Bitter nickte Meara und wollte mit tonloser Stimme wissen: „Und Bolzer?“

„Ihn musst du gehen lassen.“

„Er ist doch schon fort“, hauchte die Witwe bitter, „Einfach fort.“

„Schon“, meinte der Vater zu seiner Tochter, „Aber auf eine gewisse Art und Weise wird er immer bei dir sein. Du kannst ihn nicht mehr sehen und berühren, aber du trägst ihn in dir. Und das kann dir selbst diese Hexe nicht nehmen. Selbst sie nicht.“

Lange schaute Meara ihren Vater an.
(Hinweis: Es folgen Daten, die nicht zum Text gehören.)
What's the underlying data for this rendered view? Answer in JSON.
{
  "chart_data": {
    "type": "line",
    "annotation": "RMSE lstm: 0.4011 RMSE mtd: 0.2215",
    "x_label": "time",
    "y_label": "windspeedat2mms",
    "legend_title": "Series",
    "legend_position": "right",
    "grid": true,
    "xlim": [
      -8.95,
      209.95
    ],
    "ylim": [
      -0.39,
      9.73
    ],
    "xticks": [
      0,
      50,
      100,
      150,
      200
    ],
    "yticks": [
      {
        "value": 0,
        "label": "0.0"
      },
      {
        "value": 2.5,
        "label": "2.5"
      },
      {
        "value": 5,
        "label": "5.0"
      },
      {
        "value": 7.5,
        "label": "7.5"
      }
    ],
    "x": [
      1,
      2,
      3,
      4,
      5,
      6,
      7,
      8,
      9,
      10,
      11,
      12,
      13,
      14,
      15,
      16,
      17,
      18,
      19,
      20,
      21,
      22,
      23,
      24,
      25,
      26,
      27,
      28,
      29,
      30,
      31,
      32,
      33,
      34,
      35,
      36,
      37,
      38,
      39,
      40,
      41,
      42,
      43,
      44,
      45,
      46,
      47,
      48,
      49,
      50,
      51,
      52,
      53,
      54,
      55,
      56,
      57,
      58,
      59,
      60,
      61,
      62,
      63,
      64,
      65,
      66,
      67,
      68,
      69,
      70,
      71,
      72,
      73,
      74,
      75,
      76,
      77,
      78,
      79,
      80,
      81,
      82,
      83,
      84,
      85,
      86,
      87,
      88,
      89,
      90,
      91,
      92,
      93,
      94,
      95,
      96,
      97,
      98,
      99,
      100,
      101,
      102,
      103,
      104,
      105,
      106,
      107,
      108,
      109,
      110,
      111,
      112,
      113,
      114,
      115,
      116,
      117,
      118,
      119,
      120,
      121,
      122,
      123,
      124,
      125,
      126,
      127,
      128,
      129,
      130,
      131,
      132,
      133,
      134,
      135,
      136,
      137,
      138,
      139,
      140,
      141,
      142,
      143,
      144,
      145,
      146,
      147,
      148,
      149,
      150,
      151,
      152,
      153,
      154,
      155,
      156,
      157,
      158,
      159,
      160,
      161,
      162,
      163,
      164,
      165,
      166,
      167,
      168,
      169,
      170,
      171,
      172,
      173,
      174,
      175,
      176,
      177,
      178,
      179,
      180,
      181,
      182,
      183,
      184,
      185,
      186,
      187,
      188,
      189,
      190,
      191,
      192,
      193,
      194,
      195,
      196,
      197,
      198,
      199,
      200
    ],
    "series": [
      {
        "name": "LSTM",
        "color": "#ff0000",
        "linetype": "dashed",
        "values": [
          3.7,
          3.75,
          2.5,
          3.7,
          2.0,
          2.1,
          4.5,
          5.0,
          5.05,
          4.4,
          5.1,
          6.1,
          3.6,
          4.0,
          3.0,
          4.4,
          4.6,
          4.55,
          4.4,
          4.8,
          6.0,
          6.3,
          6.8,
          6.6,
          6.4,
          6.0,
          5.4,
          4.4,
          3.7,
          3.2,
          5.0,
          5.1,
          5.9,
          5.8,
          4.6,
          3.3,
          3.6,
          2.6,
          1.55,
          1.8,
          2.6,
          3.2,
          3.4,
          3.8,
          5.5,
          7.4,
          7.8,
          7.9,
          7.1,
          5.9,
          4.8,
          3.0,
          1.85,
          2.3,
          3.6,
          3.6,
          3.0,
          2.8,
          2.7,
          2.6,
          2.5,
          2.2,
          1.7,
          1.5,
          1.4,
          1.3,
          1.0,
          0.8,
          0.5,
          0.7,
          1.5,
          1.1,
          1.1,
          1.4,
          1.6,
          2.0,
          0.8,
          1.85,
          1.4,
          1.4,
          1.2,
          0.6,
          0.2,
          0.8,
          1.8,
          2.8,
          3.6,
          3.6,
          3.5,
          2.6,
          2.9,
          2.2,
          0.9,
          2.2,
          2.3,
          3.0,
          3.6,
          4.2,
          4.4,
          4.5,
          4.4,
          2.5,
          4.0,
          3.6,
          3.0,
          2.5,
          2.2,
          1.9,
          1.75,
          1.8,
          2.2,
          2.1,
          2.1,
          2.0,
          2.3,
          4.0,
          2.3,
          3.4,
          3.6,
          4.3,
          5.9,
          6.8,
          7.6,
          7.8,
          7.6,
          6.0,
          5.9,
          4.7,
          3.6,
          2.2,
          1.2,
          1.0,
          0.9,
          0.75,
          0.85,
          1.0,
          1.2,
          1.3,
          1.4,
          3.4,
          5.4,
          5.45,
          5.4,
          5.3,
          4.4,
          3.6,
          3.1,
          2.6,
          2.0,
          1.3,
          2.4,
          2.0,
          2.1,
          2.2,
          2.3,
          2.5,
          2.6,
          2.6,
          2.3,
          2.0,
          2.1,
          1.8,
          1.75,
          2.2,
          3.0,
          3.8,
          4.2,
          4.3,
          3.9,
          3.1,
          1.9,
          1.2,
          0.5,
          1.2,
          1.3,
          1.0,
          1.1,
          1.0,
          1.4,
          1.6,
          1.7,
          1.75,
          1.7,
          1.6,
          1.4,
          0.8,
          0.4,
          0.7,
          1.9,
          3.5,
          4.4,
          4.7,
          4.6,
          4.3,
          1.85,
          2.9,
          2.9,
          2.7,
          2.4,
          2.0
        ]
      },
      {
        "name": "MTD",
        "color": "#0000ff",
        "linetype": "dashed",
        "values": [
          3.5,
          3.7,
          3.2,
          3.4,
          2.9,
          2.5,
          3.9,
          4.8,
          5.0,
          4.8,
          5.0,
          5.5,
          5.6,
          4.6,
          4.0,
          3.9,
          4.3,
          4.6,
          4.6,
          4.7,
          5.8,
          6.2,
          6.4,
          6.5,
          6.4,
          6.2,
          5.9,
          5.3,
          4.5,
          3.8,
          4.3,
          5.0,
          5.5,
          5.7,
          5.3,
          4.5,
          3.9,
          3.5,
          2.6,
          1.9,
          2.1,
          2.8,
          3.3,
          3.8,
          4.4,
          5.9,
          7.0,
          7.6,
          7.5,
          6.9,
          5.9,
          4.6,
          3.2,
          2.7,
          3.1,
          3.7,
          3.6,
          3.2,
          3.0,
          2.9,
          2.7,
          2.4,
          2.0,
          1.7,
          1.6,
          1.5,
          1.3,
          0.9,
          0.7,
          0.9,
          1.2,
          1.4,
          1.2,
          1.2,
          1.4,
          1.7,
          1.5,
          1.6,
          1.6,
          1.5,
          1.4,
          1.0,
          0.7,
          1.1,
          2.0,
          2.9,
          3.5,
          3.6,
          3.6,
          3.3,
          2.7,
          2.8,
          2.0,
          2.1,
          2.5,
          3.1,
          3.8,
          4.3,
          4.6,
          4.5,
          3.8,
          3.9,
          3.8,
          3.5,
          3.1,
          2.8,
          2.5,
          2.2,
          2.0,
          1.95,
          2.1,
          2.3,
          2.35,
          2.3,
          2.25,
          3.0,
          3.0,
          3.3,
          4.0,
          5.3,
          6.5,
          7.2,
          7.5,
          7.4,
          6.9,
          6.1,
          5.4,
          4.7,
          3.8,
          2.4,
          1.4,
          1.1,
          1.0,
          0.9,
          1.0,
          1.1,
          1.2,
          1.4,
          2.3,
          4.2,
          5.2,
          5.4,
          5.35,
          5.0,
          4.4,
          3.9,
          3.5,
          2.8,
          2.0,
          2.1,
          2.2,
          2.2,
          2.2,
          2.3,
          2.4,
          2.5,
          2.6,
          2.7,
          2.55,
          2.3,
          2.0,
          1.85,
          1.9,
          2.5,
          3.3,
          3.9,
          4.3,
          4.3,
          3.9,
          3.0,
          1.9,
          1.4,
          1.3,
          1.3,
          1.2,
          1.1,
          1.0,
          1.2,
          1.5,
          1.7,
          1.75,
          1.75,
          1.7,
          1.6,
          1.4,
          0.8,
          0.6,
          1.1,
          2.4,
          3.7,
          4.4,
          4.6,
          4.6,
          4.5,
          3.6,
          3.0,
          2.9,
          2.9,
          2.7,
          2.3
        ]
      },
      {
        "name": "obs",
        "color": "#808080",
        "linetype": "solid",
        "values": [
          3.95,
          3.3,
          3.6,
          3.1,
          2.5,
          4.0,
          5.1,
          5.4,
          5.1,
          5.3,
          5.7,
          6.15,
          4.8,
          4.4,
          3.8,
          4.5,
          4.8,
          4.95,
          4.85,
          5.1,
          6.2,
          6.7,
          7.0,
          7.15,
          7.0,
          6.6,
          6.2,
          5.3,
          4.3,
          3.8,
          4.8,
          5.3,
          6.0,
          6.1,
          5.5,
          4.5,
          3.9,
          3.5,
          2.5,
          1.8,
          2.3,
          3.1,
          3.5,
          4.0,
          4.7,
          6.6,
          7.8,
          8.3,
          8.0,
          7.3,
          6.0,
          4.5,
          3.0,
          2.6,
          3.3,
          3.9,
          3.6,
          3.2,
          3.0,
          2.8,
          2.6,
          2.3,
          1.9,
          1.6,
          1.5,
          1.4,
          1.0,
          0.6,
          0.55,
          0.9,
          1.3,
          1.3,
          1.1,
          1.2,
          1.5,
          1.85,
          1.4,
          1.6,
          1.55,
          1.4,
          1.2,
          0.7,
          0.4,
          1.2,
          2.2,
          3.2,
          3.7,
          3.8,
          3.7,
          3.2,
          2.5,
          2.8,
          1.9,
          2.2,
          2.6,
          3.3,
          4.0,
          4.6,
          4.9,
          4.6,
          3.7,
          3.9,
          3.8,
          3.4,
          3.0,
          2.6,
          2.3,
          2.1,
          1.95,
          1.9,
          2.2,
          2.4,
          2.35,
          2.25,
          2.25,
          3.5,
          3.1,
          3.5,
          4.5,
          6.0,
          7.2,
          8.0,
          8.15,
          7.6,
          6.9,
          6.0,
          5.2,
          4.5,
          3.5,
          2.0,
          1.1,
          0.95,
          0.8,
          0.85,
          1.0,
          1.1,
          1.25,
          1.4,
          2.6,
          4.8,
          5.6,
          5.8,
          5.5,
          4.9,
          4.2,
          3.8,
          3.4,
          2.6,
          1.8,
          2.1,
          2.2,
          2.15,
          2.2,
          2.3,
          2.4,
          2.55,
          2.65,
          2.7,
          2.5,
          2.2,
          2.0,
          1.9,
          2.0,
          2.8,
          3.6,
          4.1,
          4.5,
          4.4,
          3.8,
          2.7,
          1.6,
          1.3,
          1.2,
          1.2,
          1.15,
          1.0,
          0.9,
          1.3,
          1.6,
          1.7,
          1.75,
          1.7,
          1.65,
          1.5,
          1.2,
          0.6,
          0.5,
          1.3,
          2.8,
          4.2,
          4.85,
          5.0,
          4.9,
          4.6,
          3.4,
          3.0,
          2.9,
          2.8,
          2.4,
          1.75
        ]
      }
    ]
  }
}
Sehr lange.

„Versuch ein bisschen zu schlafen“, schloss Sionnach väterlich, als wäre sie noch das kleine Mädchen von damals, „Ich bleibe noch ein wenig hier und schaue dir dabei zu.“ Und wie auch damals deckte er seine Tochter liebevoll zu, strich ihr das Haar aus der Stirn und wartete, bis sie eingeschlafen war, eher er das Zimmer verließ.

Als Meara am Morgen erwachte, musste sie erfahren, dass ihr Vater in der Nacht gestorben war. Sie weinte nicht, sie war einfach nur ganz starr. Erst ihr Mann, dann ihre Kinder und nun auch noch ihr Vater. Warum bürdeten ihr die Götter nur solch ein Schicksal auf?